Mobile wireless technology is taking a great leap forward as the federal government releases a 5G directions paper and convenes a working group to facilitate the roll-out of more advanced mobile technology in Australia.
After several years of 4G mobile broadband being the industry standard, 5G technology promises greater speed and bandwidth to meet the demands of users of more advanced smart phones and tablets.
The government’s new directions paper is a blueprint for the eventual rollout, including spectrum availability and incentives to enable mobile carriers to quickly deploy infrastructure.
According to the Turnbull government, the working group will comprise government and industry representatives and be tasked with resolving regulatory and industry concerns.
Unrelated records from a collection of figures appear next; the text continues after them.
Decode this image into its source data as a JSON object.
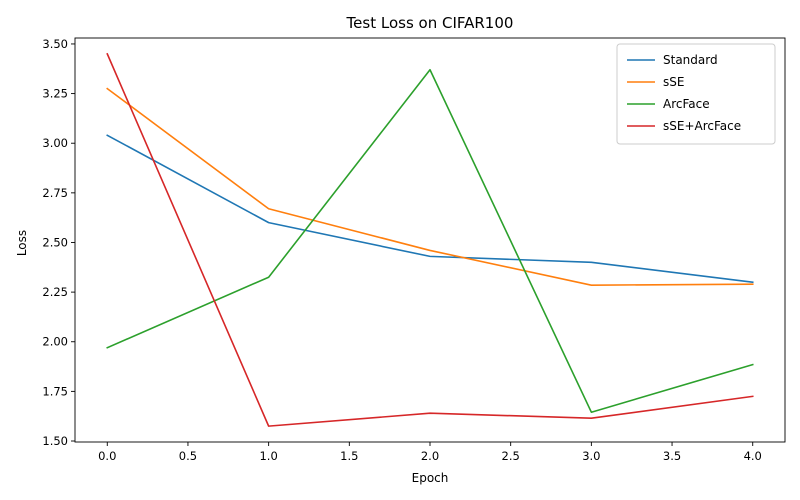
{
  "chart_data": {
    "type": "line",
    "title": "Test Loss on CIFAR100",
    "xlabel": "Epoch",
    "ylabel": "Loss",
    "x": [
      0,
      1,
      2,
      3,
      4
    ],
    "xlim": [
      -0.2,
      4.2
    ],
    "ylim": [
      1.495,
      3.53
    ],
    "xticks": [
      "0.0",
      "0.5",
      "1.0",
      "1.5",
      "2.0",
      "2.5",
      "3.0",
      "3.5",
      "4.0"
    ],
    "yticks": [
      "1.50",
      "1.75",
      "2.00",
      "2.25",
      "2.50",
      "2.75",
      "3.00",
      "3.25",
      "3.50"
    ],
    "grid": false,
    "legend_position": "top-right",
    "series": [
      {
        "name": "Standard",
        "color": "#1f77b4",
        "values": [
          3.04,
          2.6,
          2.43,
          2.4,
          2.3
        ]
      },
      {
        "name": "sSE",
        "color": "#ff7f0e",
        "values": [
          3.275,
          2.67,
          2.46,
          2.285,
          2.29
        ]
      },
      {
        "name": "ArcFace",
        "color": "#2ca02c",
        "values": [
          1.97,
          2.325,
          3.37,
          1.645,
          1.885
        ]
      },
      {
        "name": "sSE+ArcFace",
        "color": "#d62728",
        "values": [
          3.45,
          1.575,
          1.64,
          1.615,
          1.725
        ]
      }
    ]
  }
}
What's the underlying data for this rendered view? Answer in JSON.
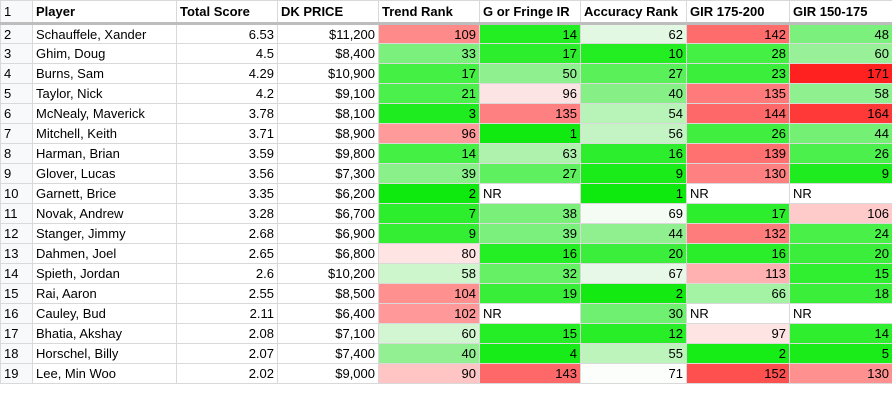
{
  "headers": [
    "Player",
    "Total Score",
    "DK PRICE",
    "Trend Rank",
    "G or Fringe IR",
    "Accuracy Rank",
    "GIR 175-200",
    "GIR 150-175"
  ],
  "header_row_number": "1",
  "rows": [
    {
      "rn": "2",
      "player": "Schauffele, Xander",
      "score": "6.53",
      "price": "$11,200",
      "trend": "109",
      "gfir": "14",
      "acc": "62",
      "gir175": "142",
      "gir150": "48"
    },
    {
      "rn": "3",
      "player": "Ghim, Doug",
      "score": "4.5",
      "price": "$8,400",
      "trend": "33",
      "gfir": "17",
      "acc": "10",
      "gir175": "28",
      "gir150": "60"
    },
    {
      "rn": "4",
      "player": "Burns, Sam",
      "score": "4.29",
      "price": "$10,900",
      "trend": "17",
      "gfir": "50",
      "acc": "27",
      "gir175": "23",
      "gir150": "171"
    },
    {
      "rn": "5",
      "player": "Taylor, Nick",
      "score": "4.2",
      "price": "$9,100",
      "trend": "21",
      "gfir": "96",
      "acc": "40",
      "gir175": "135",
      "gir150": "58"
    },
    {
      "rn": "6",
      "player": "McNealy, Maverick",
      "score": "3.78",
      "price": "$8,100",
      "trend": "3",
      "gfir": "135",
      "acc": "54",
      "gir175": "144",
      "gir150": "164"
    },
    {
      "rn": "7",
      "player": "Mitchell, Keith",
      "score": "3.71",
      "price": "$8,900",
      "trend": "96",
      "gfir": "1",
      "acc": "56",
      "gir175": "26",
      "gir150": "44"
    },
    {
      "rn": "8",
      "player": "Harman, Brian",
      "score": "3.59",
      "price": "$9,800",
      "trend": "14",
      "gfir": "63",
      "acc": "16",
      "gir175": "139",
      "gir150": "26"
    },
    {
      "rn": "9",
      "player": "Glover, Lucas",
      "score": "3.56",
      "price": "$7,300",
      "trend": "39",
      "gfir": "27",
      "acc": "9",
      "gir175": "130",
      "gir150": "9"
    },
    {
      "rn": "10",
      "player": "Garnett, Brice",
      "score": "3.35",
      "price": "$6,200",
      "trend": "2",
      "gfir": "NR",
      "acc": "1",
      "gir175": "NR",
      "gir150": "NR"
    },
    {
      "rn": "11",
      "player": "Novak, Andrew",
      "score": "3.28",
      "price": "$6,700",
      "trend": "7",
      "gfir": "38",
      "acc": "69",
      "gir175": "17",
      "gir150": "106"
    },
    {
      "rn": "12",
      "player": "Stanger, Jimmy",
      "score": "2.68",
      "price": "$6,900",
      "trend": "9",
      "gfir": "39",
      "acc": "44",
      "gir175": "132",
      "gir150": "24"
    },
    {
      "rn": "13",
      "player": "Dahmen, Joel",
      "score": "2.65",
      "price": "$6,800",
      "trend": "80",
      "gfir": "16",
      "acc": "20",
      "gir175": "16",
      "gir150": "20"
    },
    {
      "rn": "14",
      "player": "Spieth, Jordan",
      "score": "2.6",
      "price": "$10,200",
      "trend": "58",
      "gfir": "32",
      "acc": "67",
      "gir175": "113",
      "gir150": "15"
    },
    {
      "rn": "15",
      "player": "Rai, Aaron",
      "score": "2.55",
      "price": "$8,500",
      "trend": "104",
      "gfir": "19",
      "acc": "2",
      "gir175": "66",
      "gir150": "18"
    },
    {
      "rn": "16",
      "player": "Cauley, Bud",
      "score": "2.11",
      "price": "$6,400",
      "trend": "102",
      "gfir": "NR",
      "acc": "30",
      "gir175": "NR",
      "gir150": "NR"
    },
    {
      "rn": "17",
      "player": "Bhatia, Akshay",
      "score": "2.08",
      "price": "$7,100",
      "trend": "60",
      "gfir": "15",
      "acc": "12",
      "gir175": "97",
      "gir150": "14"
    },
    {
      "rn": "18",
      "player": "Horschel, Billy",
      "score": "2.07",
      "price": "$7,400",
      "trend": "40",
      "gfir": "4",
      "acc": "55",
      "gir175": "2",
      "gir150": "5"
    },
    {
      "rn": "19",
      "player": "Lee, Min Woo",
      "score": "2.02",
      "price": "$9,000",
      "trend": "90",
      "gfir": "143",
      "acc": "71",
      "gir175": "152",
      "gir150": "130"
    }
  ],
  "colors": {
    "trend": [
      "#ff8a8a",
      "#7cf07c",
      "#44f044",
      "#4cf04c",
      "#1eec1e",
      "#ff9a9a",
      "#44f044",
      "#8af08a",
      "#0eea0e",
      "#2cee2c",
      "#34ee34",
      "#ffe4e4",
      "#cdf6cd",
      "#ff9090",
      "#ff9898",
      "#d2f6d2",
      "#92f092",
      "#ffc4c4"
    ],
    "gfir": [
      "#22ee22",
      "#2cee2c",
      "#8ef08e",
      "#fde4e4",
      "#ff8080",
      "#11ea11",
      "#aef2ae",
      "#5ef05e",
      "#ffffff",
      "#7af07a",
      "#7cf07c",
      "#24ee24",
      "#66f066",
      "#38ee38",
      "#ffffff",
      "#26ee26",
      "#18ec18",
      "#ff6868"
    ],
    "acc": [
      "#e2f8e2",
      "#22ee22",
      "#5af05a",
      "#86f086",
      "#b8f4b8",
      "#c4f4c4",
      "#2cee2c",
      "#1aec1a",
      "#0eea0e",
      "#f4fcf4",
      "#90f090",
      "#3cee3c",
      "#e8f8e8",
      "#12ea12",
      "#70f070",
      "#28ee28",
      "#bcf4bc",
      "#fcfefc"
    ],
    "gir175": [
      "#ff6c6c",
      "#44f044",
      "#3cee3c",
      "#ff7a7a",
      "#ff6868",
      "#40ee40",
      "#ff7070",
      "#ff8080",
      "#ffffff",
      "#2cee2c",
      "#ff7c7c",
      "#2aee2a",
      "#ffb0b0",
      "#a4f2a4",
      "#ffffff",
      "#ffe4e4",
      "#16ec16",
      "#ff5050"
    ],
    "gir150": [
      "#7cf07c",
      "#98f098",
      "#ff2020",
      "#8ef08e",
      "#ff3838",
      "#74f074",
      "#4cf04c",
      "#1eec1e",
      "#ffffff",
      "#ffcaca",
      "#48f048",
      "#3cee3c",
      "#30ee30",
      "#3aee3a",
      "#ffffff",
      "#2eee2e",
      "#1aec1a",
      "#ff9090"
    ]
  }
}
This guidance for the government’s rollout comes as it prepares to put more mobile spectrum, including the 3.4GHz spectrum that is needed for the provision of 5G services, up for auction later this year.
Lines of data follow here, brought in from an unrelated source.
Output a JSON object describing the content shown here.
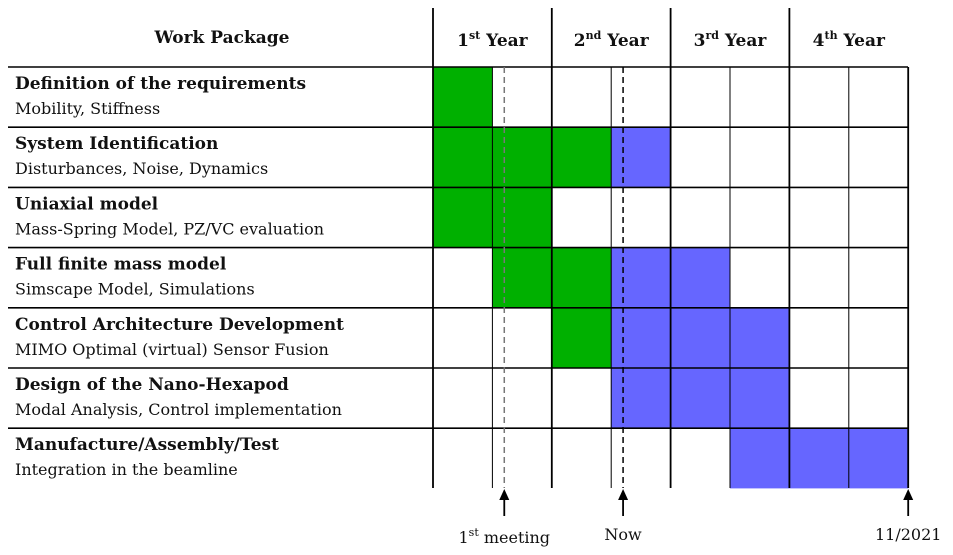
{
  "header": {
    "work_package_label": "Work Package",
    "years": [
      {
        "num": "1",
        "sup": "st",
        "word": "Year"
      },
      {
        "num": "2",
        "sup": "nd",
        "word": "Year"
      },
      {
        "num": "3",
        "sup": "rd",
        "word": "Year"
      },
      {
        "num": "4",
        "sup": "th",
        "word": "Year"
      }
    ]
  },
  "colors": {
    "done": "#00b000",
    "planned": "#6666ff",
    "grid": "#000000"
  },
  "work_packages": [
    {
      "title": "Definition of the requirements",
      "subtitle": "Mobility, Stiffness",
      "cells": [
        "done",
        "",
        "",
        "",
        "",
        "",
        "",
        ""
      ]
    },
    {
      "title": "System Identification",
      "subtitle": "Disturbances, Noise, Dynamics",
      "cells": [
        "done",
        "done",
        "done",
        "planned",
        "",
        "",
        "",
        ""
      ]
    },
    {
      "title": "Uniaxial model",
      "subtitle": "Mass-Spring Model, PZ/VC evaluation",
      "cells": [
        "done",
        "done",
        "",
        "",
        "",
        "",
        "",
        ""
      ]
    },
    {
      "title": "Full finite mass model",
      "subtitle": "Simscape Model, Simulations",
      "cells": [
        "",
        "done",
        "done",
        "planned",
        "planned",
        "",
        "",
        ""
      ]
    },
    {
      "title": "Control Architecture Development",
      "subtitle": "MIMO Optimal (virtual) Sensor Fusion",
      "cells": [
        "",
        "",
        "done",
        "planned",
        "planned",
        "planned",
        "",
        ""
      ]
    },
    {
      "title": "Design of the Nano-Hexapod",
      "subtitle": "Modal Analysis, Control implementation",
      "cells": [
        "",
        "",
        "",
        "planned",
        "planned",
        "planned",
        "",
        ""
      ]
    },
    {
      "title": "Manufacture/Assembly/Test",
      "subtitle": "Integration in the beamline",
      "cells": [
        "",
        "",
        "",
        "",
        "",
        "planned",
        "planned",
        "planned"
      ]
    }
  ],
  "markers": [
    {
      "id": "first-meeting",
      "label_num": "1",
      "label_sup": "st",
      "label_text": " meeting",
      "semester_pos": 1.2,
      "line": "dashed-gray"
    },
    {
      "id": "now",
      "label_num": "",
      "label_sup": "",
      "label_text": "Now",
      "semester_pos": 3.2,
      "line": "dashed-black"
    },
    {
      "id": "end",
      "label_num": "",
      "label_sup": "",
      "label_text": "11/2021",
      "semester_pos": 8.0,
      "line": "none"
    }
  ]
}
Competition between mobile operators for a share of 5G spectrum is expected to be intense; after the auction process is complete, the commercial rollout of 5G mobile networks will begin, ‘probably in 2020’, the government says.
NBN Co already owns a portion of the 3.5 GHz spectrum – acquired from the Australian Communications and Media Authority in 2014 – and the corporation is expected to feature prominently in the future of the 5G rollout.
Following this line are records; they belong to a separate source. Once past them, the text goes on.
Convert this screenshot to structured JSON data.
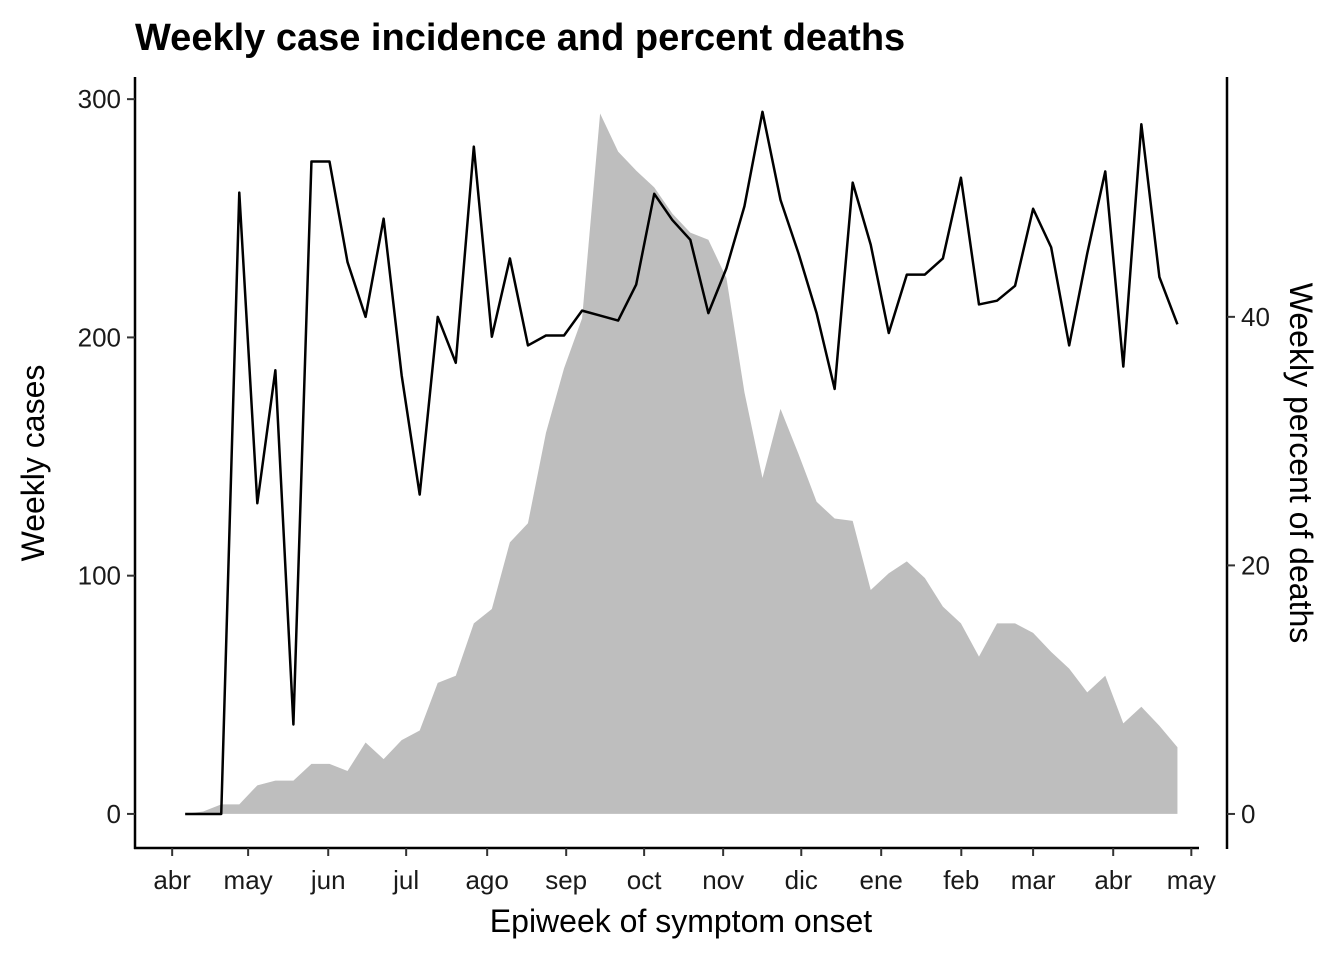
{
  "chart_data": {
    "type": "combo",
    "title": "Weekly case incidence and percent deaths",
    "x_label": "Epiweek of symptom onset",
    "y_label": "Weekly cases",
    "y2_label": "Weekly percent of deaths",
    "x": [
      0,
      1,
      2,
      3,
      4,
      5,
      6,
      7,
      8,
      9,
      10,
      11,
      12,
      13,
      14,
      15,
      16,
      17,
      18,
      19,
      20,
      21,
      22,
      23,
      24,
      25,
      26,
      27,
      28,
      29,
      30,
      31,
      32,
      33,
      34,
      35,
      36,
      37,
      38,
      39,
      40,
      41,
      42,
      43,
      44,
      45,
      46,
      47,
      48,
      49,
      50,
      51,
      52,
      53,
      54,
      55
    ],
    "xlim": [
      -2.78,
      56.14
    ],
    "xticks": [
      {
        "value": -0.72,
        "label": "abr"
      },
      {
        "value": 3.49,
        "label": "may"
      },
      {
        "value": 7.93,
        "label": "jun"
      },
      {
        "value": 12.25,
        "label": "jul"
      },
      {
        "value": 16.74,
        "label": "ago"
      },
      {
        "value": 21.12,
        "label": "sep"
      },
      {
        "value": 25.44,
        "label": "oct"
      },
      {
        "value": 29.82,
        "label": "nov"
      },
      {
        "value": 34.15,
        "label": "dic"
      },
      {
        "value": 38.58,
        "label": "ene"
      },
      {
        "value": 43.02,
        "label": "feb"
      },
      {
        "value": 47.0,
        "label": "mar"
      },
      {
        "value": 51.44,
        "label": "abr"
      },
      {
        "value": 55.77,
        "label": "may"
      }
    ],
    "ylim": [
      -14.3,
      309.3
    ],
    "yticks": [
      0,
      100,
      200,
      300
    ],
    "y2lim": [
      -2.74,
      59.3
    ],
    "y2ticks": [
      0,
      20,
      40
    ],
    "series": [
      {
        "type": "area",
        "color": "#bebebe",
        "values": [
          0,
          1,
          4,
          4,
          12,
          14,
          14,
          21,
          21,
          18,
          30,
          23,
          31,
          35,
          55,
          58,
          80,
          86,
          114,
          122,
          160,
          187,
          208,
          294,
          278,
          270,
          263,
          252,
          244,
          241,
          225,
          177,
          141,
          170,
          151,
          131,
          124,
          123,
          94,
          101,
          106,
          99,
          87,
          80,
          66,
          80,
          80,
          76,
          68,
          61,
          51,
          58,
          38,
          45,
          37,
          28
        ]
      },
      {
        "type": "line",
        "axis": "y2",
        "color": "#000000",
        "values": [
          0,
          0,
          0,
          50.0,
          25.0,
          35.7,
          7.2,
          52.5,
          52.5,
          44.4,
          40.0,
          47.9,
          35.3,
          25.7,
          40.0,
          36.3,
          53.7,
          38.4,
          44.7,
          37.7,
          38.5,
          38.5,
          40.5,
          40.1,
          39.7,
          42.6,
          49.9,
          47.8,
          46.2,
          40.3,
          43.9,
          48.9,
          56.5,
          49.4,
          45.1,
          40.3,
          34.2,
          50.8,
          45.8,
          38.7,
          43.4,
          43.4,
          44.7,
          51.2,
          41.0,
          41.3,
          42.5,
          48.7,
          45.6,
          37.7,
          45.1,
          51.7,
          36.0,
          55.5,
          43.2,
          39.4
        ]
      }
    ]
  }
}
In a move coinciding with the 5G directions paper, the Australian Mobile Telecommunications Association released its own report on 5G this week.
The report noted that investment by mobile network providers in 5G could reach $5.7 billion in the 2017-18 financial year, and that the new network would “add to the already significant (and growing) $34 billion long-term productivity benefits from mobile technology”.
The Turnbull government is also in a time of need for good news on its broadband policy and strategy, as the ABC’s Four Corners aired a rather unflattering report on the state of the National Broadband Network.
The ABC’s report talked of complaints regarding outdated infrastructure, dropouts and significantly reduced speeds as a result of the Coalition government opting for a Fibre-to-the-Node (FTTN) rollout instead of the original Fibre-to-the-Premises (FTTP) plan.